Forget the smartphone, the smart-venture will be the future.
Cycle times will be quicker and founding teams increasingly empowered. Investors will need to adapt - responding faster, working more collaboratively, evolving their deal terms and restructuring to support a larger volume of smaller investments in a larger number of startups. They will use AI to help with pitch deck reviews, research, due diligence, pricing and to add operational and strategic value to the businesses they invest in. They will want to get in earlier as that is where the smart-money will go.
New venture operators like LettsGroup are pioneering this shift - even going as far as developing their very own AI venture factory based around an innovation methodology they have been developing over 15 years. They build and invest in ventures that have disruptive inventions but also disruptive ways of scaling through AI and automation. They are major players in the shift to AI - not just passive investors in it.

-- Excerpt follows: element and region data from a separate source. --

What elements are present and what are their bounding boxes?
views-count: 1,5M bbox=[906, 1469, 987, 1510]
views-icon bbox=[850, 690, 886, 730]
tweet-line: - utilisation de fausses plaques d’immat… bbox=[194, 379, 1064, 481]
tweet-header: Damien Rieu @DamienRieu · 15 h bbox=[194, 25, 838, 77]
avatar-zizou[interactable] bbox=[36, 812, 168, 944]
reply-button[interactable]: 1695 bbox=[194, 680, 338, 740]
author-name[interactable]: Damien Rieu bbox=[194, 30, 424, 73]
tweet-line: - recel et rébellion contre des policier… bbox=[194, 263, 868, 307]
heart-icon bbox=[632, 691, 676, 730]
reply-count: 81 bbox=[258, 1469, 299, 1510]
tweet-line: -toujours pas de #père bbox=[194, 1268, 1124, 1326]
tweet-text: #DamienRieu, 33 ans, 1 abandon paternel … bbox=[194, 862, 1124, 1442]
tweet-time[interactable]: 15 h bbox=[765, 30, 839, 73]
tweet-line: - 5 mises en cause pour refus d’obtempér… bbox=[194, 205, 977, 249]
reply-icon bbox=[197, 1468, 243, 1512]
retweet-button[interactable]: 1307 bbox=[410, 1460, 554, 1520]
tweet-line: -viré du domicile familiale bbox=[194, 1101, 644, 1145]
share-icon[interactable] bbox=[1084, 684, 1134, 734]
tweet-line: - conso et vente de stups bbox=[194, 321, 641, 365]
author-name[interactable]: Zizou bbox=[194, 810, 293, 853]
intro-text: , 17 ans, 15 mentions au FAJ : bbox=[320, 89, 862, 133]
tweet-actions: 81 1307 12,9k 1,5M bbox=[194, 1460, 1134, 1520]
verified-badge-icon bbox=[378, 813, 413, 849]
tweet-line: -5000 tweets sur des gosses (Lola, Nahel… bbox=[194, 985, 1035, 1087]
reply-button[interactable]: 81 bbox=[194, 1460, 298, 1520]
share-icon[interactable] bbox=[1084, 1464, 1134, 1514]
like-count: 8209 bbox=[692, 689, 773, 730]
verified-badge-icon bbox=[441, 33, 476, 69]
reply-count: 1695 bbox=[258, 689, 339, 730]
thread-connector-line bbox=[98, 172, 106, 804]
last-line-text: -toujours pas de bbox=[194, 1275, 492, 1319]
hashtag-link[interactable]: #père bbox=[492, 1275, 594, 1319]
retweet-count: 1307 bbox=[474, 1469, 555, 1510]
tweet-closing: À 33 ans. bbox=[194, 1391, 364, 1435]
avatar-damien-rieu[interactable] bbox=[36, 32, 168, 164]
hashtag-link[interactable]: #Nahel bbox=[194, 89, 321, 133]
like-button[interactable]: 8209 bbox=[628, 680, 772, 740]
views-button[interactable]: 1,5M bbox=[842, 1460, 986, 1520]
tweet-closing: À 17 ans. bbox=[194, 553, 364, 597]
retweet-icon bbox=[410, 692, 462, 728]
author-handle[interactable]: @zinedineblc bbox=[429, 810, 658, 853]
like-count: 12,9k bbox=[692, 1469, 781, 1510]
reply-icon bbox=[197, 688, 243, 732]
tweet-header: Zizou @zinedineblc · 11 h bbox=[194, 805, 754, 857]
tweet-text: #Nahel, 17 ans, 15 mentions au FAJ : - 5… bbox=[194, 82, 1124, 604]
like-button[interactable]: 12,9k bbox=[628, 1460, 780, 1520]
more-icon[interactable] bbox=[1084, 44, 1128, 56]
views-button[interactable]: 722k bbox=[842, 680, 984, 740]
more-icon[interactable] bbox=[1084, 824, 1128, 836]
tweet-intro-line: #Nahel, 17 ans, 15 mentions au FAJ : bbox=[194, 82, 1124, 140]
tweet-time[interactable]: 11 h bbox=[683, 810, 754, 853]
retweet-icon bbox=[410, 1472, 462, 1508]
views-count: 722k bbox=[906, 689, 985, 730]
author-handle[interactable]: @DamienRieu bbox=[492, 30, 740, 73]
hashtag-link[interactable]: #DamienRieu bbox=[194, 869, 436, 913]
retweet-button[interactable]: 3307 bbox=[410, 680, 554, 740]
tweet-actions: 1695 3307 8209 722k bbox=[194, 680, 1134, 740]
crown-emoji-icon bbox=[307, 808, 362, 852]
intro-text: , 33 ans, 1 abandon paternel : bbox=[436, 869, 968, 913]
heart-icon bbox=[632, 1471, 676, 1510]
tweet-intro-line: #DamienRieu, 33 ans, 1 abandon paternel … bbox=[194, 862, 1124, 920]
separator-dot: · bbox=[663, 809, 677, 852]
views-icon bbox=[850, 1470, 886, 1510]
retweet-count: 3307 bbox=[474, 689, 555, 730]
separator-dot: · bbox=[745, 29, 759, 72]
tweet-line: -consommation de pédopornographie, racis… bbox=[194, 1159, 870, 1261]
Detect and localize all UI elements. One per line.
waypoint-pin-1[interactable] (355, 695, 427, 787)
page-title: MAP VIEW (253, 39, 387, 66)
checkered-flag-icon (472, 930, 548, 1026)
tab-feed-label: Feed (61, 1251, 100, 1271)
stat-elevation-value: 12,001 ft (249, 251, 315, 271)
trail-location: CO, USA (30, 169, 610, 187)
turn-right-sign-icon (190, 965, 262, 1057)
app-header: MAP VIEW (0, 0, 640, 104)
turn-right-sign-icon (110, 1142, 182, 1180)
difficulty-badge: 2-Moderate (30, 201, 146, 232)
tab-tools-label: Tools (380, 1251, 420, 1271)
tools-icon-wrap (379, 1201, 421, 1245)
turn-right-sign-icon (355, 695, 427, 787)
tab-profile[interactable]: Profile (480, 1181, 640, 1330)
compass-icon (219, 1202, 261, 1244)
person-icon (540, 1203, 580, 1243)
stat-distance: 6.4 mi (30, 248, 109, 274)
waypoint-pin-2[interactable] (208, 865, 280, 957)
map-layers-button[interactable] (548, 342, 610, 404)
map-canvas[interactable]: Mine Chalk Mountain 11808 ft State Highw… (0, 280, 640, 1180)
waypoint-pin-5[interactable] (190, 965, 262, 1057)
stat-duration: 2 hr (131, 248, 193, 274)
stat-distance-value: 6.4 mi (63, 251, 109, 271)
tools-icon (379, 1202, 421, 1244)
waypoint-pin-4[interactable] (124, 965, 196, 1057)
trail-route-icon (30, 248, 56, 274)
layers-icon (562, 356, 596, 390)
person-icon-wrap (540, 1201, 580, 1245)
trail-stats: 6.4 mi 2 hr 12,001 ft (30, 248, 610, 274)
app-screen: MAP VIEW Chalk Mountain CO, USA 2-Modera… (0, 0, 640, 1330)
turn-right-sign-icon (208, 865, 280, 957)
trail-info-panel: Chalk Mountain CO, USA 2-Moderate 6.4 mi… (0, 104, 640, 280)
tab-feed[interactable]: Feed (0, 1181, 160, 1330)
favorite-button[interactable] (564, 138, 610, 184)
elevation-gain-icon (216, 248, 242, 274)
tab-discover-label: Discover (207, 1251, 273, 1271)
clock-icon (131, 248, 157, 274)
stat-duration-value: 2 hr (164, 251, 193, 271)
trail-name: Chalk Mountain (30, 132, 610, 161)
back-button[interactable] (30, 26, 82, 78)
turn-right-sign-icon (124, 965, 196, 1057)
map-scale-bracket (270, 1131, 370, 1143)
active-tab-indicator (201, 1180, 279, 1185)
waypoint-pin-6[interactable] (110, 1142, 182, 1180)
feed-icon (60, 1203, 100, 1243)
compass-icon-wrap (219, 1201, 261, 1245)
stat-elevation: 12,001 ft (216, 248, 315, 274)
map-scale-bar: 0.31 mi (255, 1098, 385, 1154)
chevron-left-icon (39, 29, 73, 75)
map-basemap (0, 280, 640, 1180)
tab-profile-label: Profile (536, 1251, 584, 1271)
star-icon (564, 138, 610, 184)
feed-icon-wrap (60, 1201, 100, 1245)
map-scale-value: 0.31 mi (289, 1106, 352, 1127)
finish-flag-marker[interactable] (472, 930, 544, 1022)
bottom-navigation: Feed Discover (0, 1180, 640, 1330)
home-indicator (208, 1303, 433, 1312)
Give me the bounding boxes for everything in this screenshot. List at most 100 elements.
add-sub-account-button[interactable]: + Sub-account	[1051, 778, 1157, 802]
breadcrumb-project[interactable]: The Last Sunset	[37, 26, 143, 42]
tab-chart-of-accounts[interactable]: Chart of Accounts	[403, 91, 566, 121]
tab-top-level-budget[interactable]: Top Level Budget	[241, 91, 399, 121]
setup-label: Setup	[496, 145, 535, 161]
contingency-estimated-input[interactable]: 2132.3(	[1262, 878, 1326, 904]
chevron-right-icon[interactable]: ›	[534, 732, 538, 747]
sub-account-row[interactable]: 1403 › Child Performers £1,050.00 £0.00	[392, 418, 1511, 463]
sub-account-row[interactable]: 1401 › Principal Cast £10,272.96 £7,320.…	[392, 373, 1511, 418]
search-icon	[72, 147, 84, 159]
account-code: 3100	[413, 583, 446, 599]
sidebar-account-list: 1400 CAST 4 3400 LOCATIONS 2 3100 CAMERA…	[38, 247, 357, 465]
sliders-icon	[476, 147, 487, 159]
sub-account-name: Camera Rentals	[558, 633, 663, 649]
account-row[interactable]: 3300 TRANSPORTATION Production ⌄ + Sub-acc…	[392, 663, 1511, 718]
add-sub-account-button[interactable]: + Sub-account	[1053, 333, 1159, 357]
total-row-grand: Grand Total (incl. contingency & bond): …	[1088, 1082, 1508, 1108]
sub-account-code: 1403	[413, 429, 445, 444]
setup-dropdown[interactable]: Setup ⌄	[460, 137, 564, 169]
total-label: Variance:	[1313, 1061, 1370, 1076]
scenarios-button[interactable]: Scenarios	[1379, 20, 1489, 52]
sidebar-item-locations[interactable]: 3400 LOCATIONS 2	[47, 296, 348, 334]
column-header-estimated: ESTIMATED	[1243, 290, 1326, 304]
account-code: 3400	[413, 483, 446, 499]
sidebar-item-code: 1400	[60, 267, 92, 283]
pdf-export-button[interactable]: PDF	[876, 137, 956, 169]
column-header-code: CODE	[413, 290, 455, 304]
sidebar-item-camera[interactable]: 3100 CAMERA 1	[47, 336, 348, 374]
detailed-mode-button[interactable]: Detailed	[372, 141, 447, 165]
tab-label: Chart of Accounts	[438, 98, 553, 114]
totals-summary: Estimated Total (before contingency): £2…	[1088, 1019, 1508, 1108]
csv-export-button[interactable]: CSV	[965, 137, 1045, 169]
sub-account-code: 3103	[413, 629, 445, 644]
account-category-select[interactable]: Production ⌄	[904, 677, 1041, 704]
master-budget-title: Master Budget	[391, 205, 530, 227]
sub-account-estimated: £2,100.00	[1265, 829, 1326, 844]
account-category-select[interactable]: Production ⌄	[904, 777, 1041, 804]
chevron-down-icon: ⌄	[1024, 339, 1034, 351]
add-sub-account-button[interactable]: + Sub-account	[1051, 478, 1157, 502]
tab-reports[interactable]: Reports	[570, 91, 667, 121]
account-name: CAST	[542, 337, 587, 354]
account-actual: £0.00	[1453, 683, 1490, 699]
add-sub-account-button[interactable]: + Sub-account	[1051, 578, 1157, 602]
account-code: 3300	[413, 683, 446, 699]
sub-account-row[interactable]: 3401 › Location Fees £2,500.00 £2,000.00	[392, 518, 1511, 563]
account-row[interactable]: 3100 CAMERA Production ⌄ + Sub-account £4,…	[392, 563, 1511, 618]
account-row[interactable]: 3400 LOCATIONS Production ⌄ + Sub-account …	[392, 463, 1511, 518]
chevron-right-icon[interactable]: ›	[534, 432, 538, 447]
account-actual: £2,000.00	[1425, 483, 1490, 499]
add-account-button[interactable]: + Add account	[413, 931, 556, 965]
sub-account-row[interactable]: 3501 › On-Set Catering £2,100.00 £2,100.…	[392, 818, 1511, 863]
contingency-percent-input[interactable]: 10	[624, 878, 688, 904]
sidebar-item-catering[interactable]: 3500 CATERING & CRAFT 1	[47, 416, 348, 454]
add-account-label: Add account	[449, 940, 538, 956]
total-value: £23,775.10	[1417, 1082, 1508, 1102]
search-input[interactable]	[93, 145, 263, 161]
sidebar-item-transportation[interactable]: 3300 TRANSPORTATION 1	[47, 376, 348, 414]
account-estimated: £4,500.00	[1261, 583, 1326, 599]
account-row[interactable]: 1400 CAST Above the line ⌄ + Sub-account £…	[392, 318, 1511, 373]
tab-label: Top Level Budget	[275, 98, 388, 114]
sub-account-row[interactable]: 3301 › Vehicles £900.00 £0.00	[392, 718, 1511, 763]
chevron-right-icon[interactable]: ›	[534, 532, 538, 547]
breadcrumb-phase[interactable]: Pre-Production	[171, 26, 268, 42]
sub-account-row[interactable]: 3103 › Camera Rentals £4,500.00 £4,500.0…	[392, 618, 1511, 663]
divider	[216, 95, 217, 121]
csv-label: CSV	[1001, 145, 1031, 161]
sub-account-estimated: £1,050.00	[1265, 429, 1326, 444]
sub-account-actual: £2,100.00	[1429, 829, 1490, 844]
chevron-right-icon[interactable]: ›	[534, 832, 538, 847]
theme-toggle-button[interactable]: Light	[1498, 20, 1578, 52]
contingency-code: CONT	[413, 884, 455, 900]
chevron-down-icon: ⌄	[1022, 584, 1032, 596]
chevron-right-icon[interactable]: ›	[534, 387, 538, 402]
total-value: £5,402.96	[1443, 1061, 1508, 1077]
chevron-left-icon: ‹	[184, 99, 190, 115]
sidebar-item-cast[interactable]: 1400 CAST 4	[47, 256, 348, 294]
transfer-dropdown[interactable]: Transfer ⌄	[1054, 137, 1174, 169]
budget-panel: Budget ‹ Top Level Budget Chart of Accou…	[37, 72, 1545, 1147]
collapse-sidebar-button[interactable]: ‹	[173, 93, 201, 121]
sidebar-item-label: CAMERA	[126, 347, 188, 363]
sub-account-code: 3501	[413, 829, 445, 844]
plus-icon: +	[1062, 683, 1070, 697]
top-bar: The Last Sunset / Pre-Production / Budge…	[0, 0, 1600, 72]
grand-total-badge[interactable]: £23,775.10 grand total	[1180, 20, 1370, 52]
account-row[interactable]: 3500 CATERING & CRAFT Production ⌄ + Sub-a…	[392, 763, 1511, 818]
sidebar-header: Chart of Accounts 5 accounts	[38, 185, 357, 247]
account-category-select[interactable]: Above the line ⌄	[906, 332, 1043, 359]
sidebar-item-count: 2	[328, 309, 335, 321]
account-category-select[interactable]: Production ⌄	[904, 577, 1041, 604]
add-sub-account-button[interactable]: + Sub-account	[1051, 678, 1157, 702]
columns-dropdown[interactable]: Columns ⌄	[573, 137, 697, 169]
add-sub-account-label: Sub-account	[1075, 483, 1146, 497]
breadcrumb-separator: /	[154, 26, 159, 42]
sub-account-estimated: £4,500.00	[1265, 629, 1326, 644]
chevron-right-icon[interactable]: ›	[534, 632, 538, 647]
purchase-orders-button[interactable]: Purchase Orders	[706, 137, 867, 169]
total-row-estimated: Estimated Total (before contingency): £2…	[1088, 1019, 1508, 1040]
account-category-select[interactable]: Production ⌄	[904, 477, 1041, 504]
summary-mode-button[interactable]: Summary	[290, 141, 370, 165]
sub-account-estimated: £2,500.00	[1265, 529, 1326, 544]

They have their own ‘lean’ methodology called the Size Zero philosophy.
Perhaps AI will not just change the nature of work, but the very mechanism by which innovation happens. If we can build new ventures in fundamentally new ways then perhaps the economic value that they create will enhance the society in which they operate - not just maximising the profit they extract from that society. And if this does happen, we can truly make the shift to Web 3 - the third and potentially the most important phase of the internet. The distributed internet, designed to empower us all - just more equally this time.